Quanto custam as dívidas das Sociedades de Desenvolvimento?

O Juntos pelo Povo (JPP), fez chegar às 4 Sociedades de Desenvolvimento da RAM pedidos de documentação referente aos contratos de financiamento assinados com a banca de forma a que se conheça a realidade financeira destas entidades públicas que todos os anos vão “buscar” ao Orçamento Regional largos milhões de euros (22,78 milhões de euros em 2021).

 A extinção das Sociedades de Desenvolvimento é um assunto que surge recorrentemente na esfera mediática, sabendo-se para mais que são entidades insolventes, cujos investimentos trouxeram pouco ou nulo retorno aos madeirenses, acumulando isso sim, passivos que o Orçamento Regional (nós contribuintes) todos os anos, como se de uma penitência se tratasse.

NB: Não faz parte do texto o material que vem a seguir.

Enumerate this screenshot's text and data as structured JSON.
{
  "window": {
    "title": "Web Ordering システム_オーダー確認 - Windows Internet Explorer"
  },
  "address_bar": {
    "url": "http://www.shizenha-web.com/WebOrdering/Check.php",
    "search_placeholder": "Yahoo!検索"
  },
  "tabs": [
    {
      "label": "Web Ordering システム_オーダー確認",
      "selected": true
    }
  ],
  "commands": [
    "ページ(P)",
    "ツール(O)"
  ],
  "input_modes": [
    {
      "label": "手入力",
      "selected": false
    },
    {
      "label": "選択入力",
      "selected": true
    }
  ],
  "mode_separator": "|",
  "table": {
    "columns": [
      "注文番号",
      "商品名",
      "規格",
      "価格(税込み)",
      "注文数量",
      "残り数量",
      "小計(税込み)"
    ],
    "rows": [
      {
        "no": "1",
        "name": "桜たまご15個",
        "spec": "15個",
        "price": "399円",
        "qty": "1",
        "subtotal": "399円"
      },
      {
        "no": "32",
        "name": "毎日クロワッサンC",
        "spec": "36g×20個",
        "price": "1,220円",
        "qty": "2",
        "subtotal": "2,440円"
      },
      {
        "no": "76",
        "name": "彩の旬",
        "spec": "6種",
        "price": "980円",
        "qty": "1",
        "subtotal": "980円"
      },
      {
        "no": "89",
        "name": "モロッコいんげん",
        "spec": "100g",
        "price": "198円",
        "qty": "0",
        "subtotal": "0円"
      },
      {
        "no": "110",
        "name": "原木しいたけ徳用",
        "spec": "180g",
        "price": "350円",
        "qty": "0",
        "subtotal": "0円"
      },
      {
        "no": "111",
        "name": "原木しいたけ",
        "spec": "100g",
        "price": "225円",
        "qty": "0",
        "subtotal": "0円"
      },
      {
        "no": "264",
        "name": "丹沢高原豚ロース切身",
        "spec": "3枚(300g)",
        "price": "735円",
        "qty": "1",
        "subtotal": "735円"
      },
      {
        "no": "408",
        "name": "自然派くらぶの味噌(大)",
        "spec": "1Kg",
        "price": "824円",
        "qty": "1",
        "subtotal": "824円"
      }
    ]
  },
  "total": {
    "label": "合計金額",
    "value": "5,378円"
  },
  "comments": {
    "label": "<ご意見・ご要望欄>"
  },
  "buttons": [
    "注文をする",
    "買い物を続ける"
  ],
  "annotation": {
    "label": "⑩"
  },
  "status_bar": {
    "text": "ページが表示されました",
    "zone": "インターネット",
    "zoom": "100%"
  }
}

O JPP já propôs por várias vezes na ALRAM a extinção ou fusão destas Sociedades na empresa pública PATRIRAM, (mais uma herança das governações do PSD, agora coligado com o CDS), mas o PSD contra-argumenta que essa solução acarretaria custos financeiros enormes, pelo que considera preferível não avançar com essas soluções.

O JPP entende que a extinção destas Sociedades ou a sua fusão seria benéfica para as contas regionais, deixando o Orçamento Regional de financiar estes sorvedouros de dinheiro público. A questão levantada com os encargos a pagar à banca, por via dessa extinção ou fusão numa só entidade, é na opinião do JPP, uma questão de vontade política pois há sempre um caminho negocial que o Governo Regional, através da Secretária Regional das Finanças, pode fazer para que se salvaguarde o interesse público. Afinal de contas, o Governo Regional não é um cliente “normal” na esfera dos interesses do sector bancário.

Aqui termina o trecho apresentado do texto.